Hal senada juga diungkapkan oleh Nurul Ashfiani, salah satu guru madrasah tsanawiyah di Kabupaten Cianjur. “Setelah kehadiran program ini, saya merasakan banyak sekali dampak positif yang ditunjukkan oleh siswa. Permasalahan-permasalahan yang berkaitan dengan perundungan, kekerasan, itu kini menurun drastis dibandingkan dengan tahun-tahun sebelumnya,” ungkap Ashfiani.

Perubahan positif tidak hanya dirasakan oleh tenaga pendidik, namun juga peserta didik. Nabila* (13), seorang siswi madrasah tsanawiyah di Kabupaten Bandung, mengaku kini memahami pentingnya kesadaran gender dan saling dukung antara laki-laki dan perempuan.

“Di lingkungan belajar seperti madrasah, anak laki-laki dan perempuan itu harus saling dukung. Ketika mereka saling dukung, itu akan menciptakan lingkungan belajar yang aman, nyaman, dan positif,” ungkap Nabila*.

Kesadaran gender tersebut juga berdampak pada cara pandang siswa dalam meraih cita-cita. Farhan* (13), seorang siswa madrasah tsanawiyah di Kabupaten Bandung, kini semakin yakin bahwa kesempatan untuk meraih cita-cita bisa terbuka bagi semua tanpa memandang gender.

“Laki-laki dan perempuan harus bersatu agar mimpi mereka bisa tercapai untuk Indonesia. Karena mimpi bisa diraih oleh siapa saja, jadi laki-laki dan perempuan harus saling dukung dan melengkapi dalam meraih mimpi mereka,” ungkap Farhan*.

Anak-anak di salah satu Madrasah Tsanawiyah (MTs) di Kabupaten Bandung mengikuti sesi “Peta Tubuhku” dari modul CHOICE di dalam kelas. Modul CHOICE merupakan bagian dari Program We See Equal yang disusun sebagai upaya untuk memberikan pemahaman mengenai pentingnya penguatan karakter, perlindungan anak, dan kesetaraan gender bagi siswa.

Translation: Children at an Islamic junior high school (MTs) in Bandung Regency participate in the “My Body Map” session from the CHOICE module in the classroom. The CHOICE module is part of the We See Equal Program, which is designed to provide students with an understanding of the importance of character building, child protection, and gender equality.

Komitmen untuk Menjaga Keberlanjutan

Berbagai perubahan positif yang muncul dari Program We See Equal diharapkan dapat dirasakan pula oleh lebih banyak madrasah meski program telah berakhir. Oleh karena itu, Kementerian Agama di Kabupaten Bandung dan Cianjur mulai menyiapkan langkah-langkah untuk memastikan keberlanjutan praktik baik program.

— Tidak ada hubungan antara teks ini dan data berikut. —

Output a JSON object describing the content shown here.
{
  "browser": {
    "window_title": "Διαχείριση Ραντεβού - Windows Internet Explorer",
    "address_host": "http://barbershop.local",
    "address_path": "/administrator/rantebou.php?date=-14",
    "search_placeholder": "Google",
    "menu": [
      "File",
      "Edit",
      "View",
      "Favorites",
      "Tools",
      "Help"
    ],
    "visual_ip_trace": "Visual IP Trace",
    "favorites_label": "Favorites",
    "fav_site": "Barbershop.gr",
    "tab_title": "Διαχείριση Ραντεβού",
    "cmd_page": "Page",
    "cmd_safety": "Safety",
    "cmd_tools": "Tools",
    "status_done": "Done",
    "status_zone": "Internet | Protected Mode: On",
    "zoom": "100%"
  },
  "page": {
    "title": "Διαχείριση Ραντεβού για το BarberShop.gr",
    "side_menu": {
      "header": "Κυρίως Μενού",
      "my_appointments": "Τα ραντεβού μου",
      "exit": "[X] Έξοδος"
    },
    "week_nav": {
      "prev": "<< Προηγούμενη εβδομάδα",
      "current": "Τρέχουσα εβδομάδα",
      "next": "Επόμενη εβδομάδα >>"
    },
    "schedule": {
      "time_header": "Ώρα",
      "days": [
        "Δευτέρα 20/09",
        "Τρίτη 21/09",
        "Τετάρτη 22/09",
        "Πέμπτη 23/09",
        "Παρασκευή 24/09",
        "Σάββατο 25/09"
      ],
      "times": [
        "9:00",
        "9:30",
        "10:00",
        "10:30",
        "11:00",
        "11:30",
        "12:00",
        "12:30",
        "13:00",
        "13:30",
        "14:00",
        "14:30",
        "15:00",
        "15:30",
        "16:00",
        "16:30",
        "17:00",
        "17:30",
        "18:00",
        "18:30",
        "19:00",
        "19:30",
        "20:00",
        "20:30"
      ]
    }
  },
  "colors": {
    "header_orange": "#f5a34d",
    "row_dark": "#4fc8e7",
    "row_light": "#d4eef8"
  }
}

Di Kabupaten Bandung misalnya, materi dan modul yang digunakan dalam Program We See Equal akan diintegrasikan ke dalam kegiatan pembelajaran sehari-hari melalui peran guru dan wali kelas. Dengan demikian, nilai-nilai kesetaraan dan anti-kekerasan dapat menjadi bagian dari proses pendidikan di madrasah.

Sementara itu, di Kabupaten Cianjur, Kementerian Agama mendorong penyebarluasan program melalui pengawas madrasah, kelompok kerja madrasah, serta forum guru. Sepuluh madrasah percontohan yang telah mengikuti program akan didorong untuk menjadi pusat pembelajaran bagi madrasah lain di sekitarnya. Melalui pendekatan ini, pengalaman dan praktik baik yang telah diterapkan dapat dibagikan kepada lebih banyak satuan pendidikan.

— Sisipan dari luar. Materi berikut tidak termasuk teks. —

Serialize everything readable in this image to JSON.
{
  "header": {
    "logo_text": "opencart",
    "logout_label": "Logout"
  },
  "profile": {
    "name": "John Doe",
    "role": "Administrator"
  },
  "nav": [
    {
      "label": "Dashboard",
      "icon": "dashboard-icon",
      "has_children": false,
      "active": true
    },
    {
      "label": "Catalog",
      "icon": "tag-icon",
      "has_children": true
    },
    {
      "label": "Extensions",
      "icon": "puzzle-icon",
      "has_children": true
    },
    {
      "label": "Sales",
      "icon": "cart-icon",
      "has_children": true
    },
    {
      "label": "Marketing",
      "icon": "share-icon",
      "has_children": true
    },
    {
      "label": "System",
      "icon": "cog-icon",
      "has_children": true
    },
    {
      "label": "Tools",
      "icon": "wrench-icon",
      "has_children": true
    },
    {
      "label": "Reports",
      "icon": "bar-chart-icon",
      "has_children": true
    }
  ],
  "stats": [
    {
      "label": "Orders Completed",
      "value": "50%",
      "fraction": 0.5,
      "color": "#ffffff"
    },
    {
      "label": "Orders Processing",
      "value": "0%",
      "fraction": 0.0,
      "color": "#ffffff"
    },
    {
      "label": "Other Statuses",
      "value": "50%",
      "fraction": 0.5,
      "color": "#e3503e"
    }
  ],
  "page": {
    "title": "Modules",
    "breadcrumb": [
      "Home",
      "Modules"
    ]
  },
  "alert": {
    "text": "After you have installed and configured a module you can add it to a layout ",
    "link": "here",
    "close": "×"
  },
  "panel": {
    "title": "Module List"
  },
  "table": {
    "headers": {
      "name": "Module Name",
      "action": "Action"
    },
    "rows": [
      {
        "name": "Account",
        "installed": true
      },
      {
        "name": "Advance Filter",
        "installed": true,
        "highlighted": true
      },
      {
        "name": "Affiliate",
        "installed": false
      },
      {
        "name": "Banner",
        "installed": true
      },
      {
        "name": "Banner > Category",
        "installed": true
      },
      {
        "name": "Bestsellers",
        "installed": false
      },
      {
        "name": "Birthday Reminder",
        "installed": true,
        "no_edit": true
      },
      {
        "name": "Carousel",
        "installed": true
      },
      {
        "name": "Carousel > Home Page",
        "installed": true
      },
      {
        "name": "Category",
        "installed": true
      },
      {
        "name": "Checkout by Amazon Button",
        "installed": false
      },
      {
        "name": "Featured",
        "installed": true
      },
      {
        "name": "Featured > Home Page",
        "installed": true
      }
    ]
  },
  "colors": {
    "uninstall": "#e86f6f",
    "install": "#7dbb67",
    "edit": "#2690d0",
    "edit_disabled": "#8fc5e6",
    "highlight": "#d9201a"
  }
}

Menurut H. Budi Lukman, M.Ag., Kepala Seksi Pendidikan Madrasah Kantor Kementerian Agama Kabupaten Cianjur, keberlanjutan praktik baik program juga akan diperkuat melalui pemantauan dan pembinaan secara berkala.

“Kami ingin praktik baik dari program We See Equal dapat diterapkan di seluruh madrasah di Kabupaten Cianjur, bukan hanya di madrasah tsanawiyah saja, tapi di semua jenjang, mulai dari raudhatul athfal, madrasah ibtidaiyah, hingga madrasah aliyah. Kami meyakini bahwa pengenalan nilai-nilai kesetaraan dan anti-kekerasan perlu ditanamkan sejak usia dini,” ungkap Lukman.

Kolaborasi antara Save the Children dan Kementerian Agama menunjukkan bagaimana program dan kebijakan pemerintah dapat saling mendukung dalam menciptakan lingkungan belajar yang setara, aman, dan berdaya. Melalui dukungan kebijakan, keterlibatan sekolah, serta komitmen untuk memperluas praktik baik ke lebih banyak madrasah, upaya tersebut diharapkan dapat memberikan manfaat yang berkelanjutan bagi siswa, guru, dan juga komunitas.

*) nama diubah untuk perlindungan anak.